CDS are a great way of understanding credit risk and of hedging credit risk, but they can be used also to leverage credit risk. When people who don't understand take those risks, you see what happens, as in 2008.
OR: When you look at the world and at global markets right now, what's the biggest risk you see?
Bergmann: Our hedging strategies are divided into two categories. One is based on something called proactive risks, the risks that we see on the horizon. Those are the things that we hedge. Let me say here that half of our book consists of what are called reactive hedges. Reactive hedges are trades, positions, that make a lot of money if the market goes down. Irrespective of why it went down. In other words, they are basically reactionary to the market, rather than predictive. But if I look at the market risks on our proactive book, the main things that have us worried are the following.
One issue is clearly China. We have been saying that this is an issue for a long time, and the reason is because the economic and political situation there is unclear. It's very unclear where its government is trying to go. It’s not an open economy. They're extremely big, and very important to world trade.
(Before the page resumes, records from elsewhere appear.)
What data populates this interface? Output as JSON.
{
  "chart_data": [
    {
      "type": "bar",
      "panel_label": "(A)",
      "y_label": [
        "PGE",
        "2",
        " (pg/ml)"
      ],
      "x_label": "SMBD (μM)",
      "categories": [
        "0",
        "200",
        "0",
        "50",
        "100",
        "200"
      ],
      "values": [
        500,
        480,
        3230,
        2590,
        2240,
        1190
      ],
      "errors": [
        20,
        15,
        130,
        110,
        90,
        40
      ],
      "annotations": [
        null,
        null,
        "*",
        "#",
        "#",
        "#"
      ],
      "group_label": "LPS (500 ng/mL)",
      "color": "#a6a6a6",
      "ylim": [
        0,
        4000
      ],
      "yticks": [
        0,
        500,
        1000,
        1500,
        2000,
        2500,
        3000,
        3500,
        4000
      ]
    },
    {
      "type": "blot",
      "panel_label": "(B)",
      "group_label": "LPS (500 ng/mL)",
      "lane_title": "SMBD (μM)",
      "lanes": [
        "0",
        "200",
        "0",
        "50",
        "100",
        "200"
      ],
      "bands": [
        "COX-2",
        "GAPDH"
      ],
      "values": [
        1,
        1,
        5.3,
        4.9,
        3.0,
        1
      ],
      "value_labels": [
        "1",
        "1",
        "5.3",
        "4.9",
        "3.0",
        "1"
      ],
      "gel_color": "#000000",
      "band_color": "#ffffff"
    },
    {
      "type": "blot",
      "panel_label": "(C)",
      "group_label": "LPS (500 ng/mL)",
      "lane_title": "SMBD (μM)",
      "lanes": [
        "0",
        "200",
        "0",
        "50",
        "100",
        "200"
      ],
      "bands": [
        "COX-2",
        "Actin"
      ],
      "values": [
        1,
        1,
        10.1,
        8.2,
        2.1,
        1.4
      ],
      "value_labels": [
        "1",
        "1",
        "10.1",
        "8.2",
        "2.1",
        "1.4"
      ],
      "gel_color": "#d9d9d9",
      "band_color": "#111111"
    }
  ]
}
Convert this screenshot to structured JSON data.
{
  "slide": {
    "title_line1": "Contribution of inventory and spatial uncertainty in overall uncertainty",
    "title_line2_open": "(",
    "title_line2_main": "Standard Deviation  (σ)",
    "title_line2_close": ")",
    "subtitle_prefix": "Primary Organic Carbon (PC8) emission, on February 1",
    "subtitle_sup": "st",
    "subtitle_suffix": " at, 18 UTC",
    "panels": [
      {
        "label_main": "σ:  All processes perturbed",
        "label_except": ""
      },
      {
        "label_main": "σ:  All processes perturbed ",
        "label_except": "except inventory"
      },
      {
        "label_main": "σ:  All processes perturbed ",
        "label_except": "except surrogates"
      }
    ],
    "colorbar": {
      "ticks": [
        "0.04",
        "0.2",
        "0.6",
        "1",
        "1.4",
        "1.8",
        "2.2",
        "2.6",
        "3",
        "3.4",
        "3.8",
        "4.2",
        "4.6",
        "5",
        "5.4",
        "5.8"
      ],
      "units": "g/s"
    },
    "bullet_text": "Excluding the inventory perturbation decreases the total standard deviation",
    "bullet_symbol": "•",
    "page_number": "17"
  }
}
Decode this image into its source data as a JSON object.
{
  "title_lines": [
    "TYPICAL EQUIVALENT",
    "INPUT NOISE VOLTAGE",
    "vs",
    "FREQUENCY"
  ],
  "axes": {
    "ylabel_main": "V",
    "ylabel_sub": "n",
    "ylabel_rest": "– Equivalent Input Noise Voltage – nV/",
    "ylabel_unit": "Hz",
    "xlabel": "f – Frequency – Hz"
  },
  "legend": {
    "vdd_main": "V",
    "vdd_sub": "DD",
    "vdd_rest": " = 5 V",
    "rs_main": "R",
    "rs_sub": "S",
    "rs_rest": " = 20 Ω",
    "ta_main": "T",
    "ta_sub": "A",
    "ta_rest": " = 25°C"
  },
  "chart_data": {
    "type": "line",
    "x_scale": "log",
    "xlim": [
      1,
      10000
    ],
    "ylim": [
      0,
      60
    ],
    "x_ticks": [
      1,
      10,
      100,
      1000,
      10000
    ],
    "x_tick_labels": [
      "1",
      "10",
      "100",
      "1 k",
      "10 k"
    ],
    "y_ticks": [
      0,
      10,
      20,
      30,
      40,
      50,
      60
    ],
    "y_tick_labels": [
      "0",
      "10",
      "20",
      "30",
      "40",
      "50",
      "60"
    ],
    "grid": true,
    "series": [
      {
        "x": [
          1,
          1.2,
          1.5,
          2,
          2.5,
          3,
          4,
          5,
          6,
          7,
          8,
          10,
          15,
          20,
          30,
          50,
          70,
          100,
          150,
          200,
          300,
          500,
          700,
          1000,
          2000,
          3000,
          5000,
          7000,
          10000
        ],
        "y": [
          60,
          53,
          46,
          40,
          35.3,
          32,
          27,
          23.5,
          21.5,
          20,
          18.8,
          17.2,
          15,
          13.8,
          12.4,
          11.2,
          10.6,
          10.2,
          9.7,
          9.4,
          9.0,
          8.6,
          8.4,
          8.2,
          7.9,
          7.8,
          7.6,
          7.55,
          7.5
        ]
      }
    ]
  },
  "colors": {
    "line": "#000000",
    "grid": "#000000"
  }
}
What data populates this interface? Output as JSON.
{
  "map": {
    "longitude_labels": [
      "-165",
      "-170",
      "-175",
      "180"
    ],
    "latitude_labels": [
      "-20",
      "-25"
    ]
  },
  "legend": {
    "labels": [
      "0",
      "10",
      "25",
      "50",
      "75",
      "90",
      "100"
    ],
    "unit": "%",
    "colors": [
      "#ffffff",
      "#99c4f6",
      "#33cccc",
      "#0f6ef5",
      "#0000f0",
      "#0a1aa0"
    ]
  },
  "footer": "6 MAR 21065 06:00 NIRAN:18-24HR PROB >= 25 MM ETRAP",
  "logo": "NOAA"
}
Therefore, the mere fact that China’s policy is an unknown -- a policy so mixed with politics, run by so few people in such an opaque way -- creates in itself a huge risk. I don't think the risk is internal so much as external, less of China blowing itself up than the people who depend on it for trade: countries, the economies of which are commodity-based, as well as the Asian currencies which depend on exports to China.
China is shifting from an infrastructure economy -- an economy that depends on building roads to nowhere, so to speak -- to a consumer economy. An infrastructure economy is an imbalanced economy. It's an economy that produces things. They sell, they keep the money, but they don't create a consumer base. The natural outgrowth of that is the creation of oversupply. That's what they're going through. China is shifting to a consumer economy and a lot of economies that are dependent on the old China are going to get hurt -- I mean economies that depend on exporting commodities to China. That works with an infrastructure economy. Not as well on a consumer economy. The risk there is that as this shift is going on, the world is not prepared.
The second big risk is geopolitical risk, as such. The geopolitical risks out there are many and growing. Consider the instability in the Middle East: we see its primary foci as Syria, Iraq, and ISIS. It's a matter of time before that last group crosses the ocean. Connected to this is the mass migration to Europe we’ve been seeing in the past months. I think this mass migration to Europe creates a different set of risks. It puts even more pressure on Europe, it creates a lot of strain on the European Union. Already we have the issue of economic imbalance within the euro zone; added to this is a phenomenon that will put political strain on union in Europe. I think Europe is a risk, and remains a risk, because of this marriage of countries called the E.U., which lacks any real mechanism for orderly breakup or exits. It's clearly, to some members, a bad marriage. At some point, I think, this instability will come more prominently to the fore. There’s another specific political risk here, too: the massive migration of Middle Easterners into European countries gives a lot of ammunition to the extreme right. And the extreme right is not a fan of a unified Europe.
Ari Bergmann is the founder and managing principal of Penso Capital.